From merry old Englandistan:
Cambridgeshire A&E ‘not for hiccups and broken nails’, clinicians warn
In short: English hospitals Emergency Room getting swamped with nonsense like broken fake fingernails, taking up time, funds, space, resources, time.
Well… duh.
Exciting personal anecdote: a few months ago I found myself in possession of a minor physical malady. The pain it produced was remarkable. Sadly, my regular doctor was fully booked and couldn’t see me that day. They suggested I walk a few hundred feet down the hallway to the ER. So… I waited in the waiting room for about two hours, then another hour in the ER proper. And then I walked out, without being treated. Why? Well, I asked: “So, what is this likely to cost me?”
“$600.”
“Byeeeeee…”
And I got a doctors appointment for the next day and the problem was resolved. One night of buggo-drivin’ pain was not worth $600.
Even before I found out what the cost was going to be, I was on the edge of bolting. The whole time I was there in pain, I knew that it was not medically serious; certainly not life threatening. But the patient on the other side of the curtain? Slow, ragged machine-assisted breaths that I’m pretty sure were about that persons last, coupled with weeping family members. *That* is a dandy way to make you realize “I can live with this for another 18 hours, no sweat.”

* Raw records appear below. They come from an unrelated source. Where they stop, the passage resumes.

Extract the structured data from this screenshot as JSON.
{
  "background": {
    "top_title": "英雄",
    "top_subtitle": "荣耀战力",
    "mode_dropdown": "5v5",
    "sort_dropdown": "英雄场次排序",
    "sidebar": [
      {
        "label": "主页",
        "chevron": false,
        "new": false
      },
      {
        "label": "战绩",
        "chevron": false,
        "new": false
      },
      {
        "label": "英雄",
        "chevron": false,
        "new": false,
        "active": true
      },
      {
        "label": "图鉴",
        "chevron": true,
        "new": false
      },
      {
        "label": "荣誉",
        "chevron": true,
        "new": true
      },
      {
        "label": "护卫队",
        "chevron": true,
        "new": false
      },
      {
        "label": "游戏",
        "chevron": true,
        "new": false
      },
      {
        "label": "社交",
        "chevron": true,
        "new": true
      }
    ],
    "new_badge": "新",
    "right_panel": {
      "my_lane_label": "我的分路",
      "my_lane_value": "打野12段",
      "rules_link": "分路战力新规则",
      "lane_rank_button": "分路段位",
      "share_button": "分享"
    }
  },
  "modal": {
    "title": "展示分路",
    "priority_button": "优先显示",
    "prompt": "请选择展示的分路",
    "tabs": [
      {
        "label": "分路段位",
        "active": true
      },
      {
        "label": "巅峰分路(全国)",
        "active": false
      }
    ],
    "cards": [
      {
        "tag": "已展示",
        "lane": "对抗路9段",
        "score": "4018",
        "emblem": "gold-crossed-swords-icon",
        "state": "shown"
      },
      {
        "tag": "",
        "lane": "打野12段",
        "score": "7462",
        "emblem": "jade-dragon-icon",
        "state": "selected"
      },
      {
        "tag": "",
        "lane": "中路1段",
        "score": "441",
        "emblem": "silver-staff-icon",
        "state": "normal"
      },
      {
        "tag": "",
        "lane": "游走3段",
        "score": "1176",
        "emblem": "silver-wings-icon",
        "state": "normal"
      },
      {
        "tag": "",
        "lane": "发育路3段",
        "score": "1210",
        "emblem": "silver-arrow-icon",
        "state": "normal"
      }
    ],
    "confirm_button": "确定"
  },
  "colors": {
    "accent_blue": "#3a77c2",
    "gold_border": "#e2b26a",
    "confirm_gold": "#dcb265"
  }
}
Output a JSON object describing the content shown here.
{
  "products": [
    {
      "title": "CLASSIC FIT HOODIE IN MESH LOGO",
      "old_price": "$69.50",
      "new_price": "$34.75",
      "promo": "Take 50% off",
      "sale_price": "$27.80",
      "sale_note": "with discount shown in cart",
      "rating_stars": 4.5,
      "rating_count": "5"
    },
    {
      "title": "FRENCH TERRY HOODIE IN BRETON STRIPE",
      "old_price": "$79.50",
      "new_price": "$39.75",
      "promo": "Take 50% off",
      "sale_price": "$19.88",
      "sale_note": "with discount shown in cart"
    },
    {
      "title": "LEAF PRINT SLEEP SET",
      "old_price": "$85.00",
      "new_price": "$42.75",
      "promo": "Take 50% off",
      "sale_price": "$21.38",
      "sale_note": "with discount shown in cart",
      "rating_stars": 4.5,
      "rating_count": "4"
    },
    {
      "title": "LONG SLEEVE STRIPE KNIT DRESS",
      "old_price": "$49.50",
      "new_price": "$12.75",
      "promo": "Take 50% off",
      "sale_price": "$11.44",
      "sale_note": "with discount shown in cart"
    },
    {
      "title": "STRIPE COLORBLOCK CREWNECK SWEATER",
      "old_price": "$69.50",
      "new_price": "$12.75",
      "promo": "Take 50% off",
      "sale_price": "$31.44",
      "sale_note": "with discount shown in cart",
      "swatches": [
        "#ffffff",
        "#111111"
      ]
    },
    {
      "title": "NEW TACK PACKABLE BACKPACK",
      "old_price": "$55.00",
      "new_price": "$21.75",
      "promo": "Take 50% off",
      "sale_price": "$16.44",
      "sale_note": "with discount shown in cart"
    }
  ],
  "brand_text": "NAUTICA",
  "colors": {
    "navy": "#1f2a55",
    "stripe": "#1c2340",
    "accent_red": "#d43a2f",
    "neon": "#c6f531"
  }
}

And so Britainland has universal (I gather essentially “free”) health care, which means people aren’t charged an arm and a leg for visiting the ER. So if it is actually free…. why *not* take advantage of it?
There’s no such thing as free health care. *Somebody* has to bear the burden of the cost of labor for the doctors and nurses if nothing else. Is there some good reason why the person actually consuming that service shouldn’t have to bear at least some of the cost? How much would an ER visit have to cost to dissuade morons from coming in complaining of hiccups and the like? If it was fifty bucks, I would imagine most people with stupid complaints would think twice… but it’s a cheap price for a broken leg or a stab wound.